Why do we have a system with so much financial exposure to patients when other nations have much lower national health expenditures with cost sharing usually at negligible levels? It is because of the nutty idea that only patients can control costs when they have to pay out-of-pocket (consumer-driven health care), when we know that is absolutely untrue. Other nations have proven that there are far more effective methods of controlling costs that not only provide financial security for the patients, but also improve the allocation of health care dollars, providing higher quality and greater value.

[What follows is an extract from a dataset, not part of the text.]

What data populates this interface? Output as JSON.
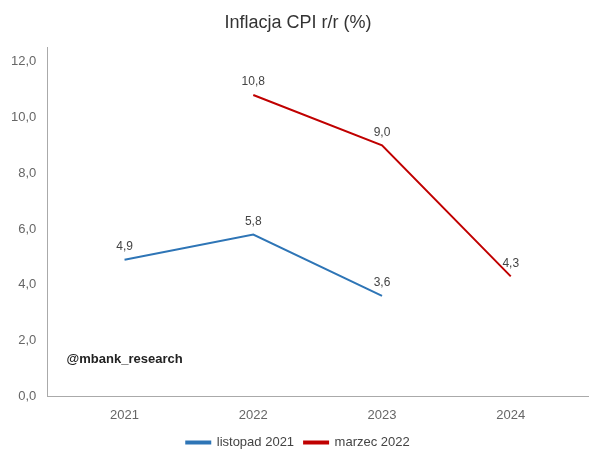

Physicians should be leading the bandwagon in first doing no financial harm by supporting a system that totally separates financing from the clinical environment. If they could convince the nation that we need a single payer national health program then they could proceed with tending to patients’ health care needs while letting our own public administrators deal with the financing of the system.
Financial barriers harm patients. It is our obligation to first do no harm by removing those barriers – for everyone. Then we can get on with simply taking care of the patients.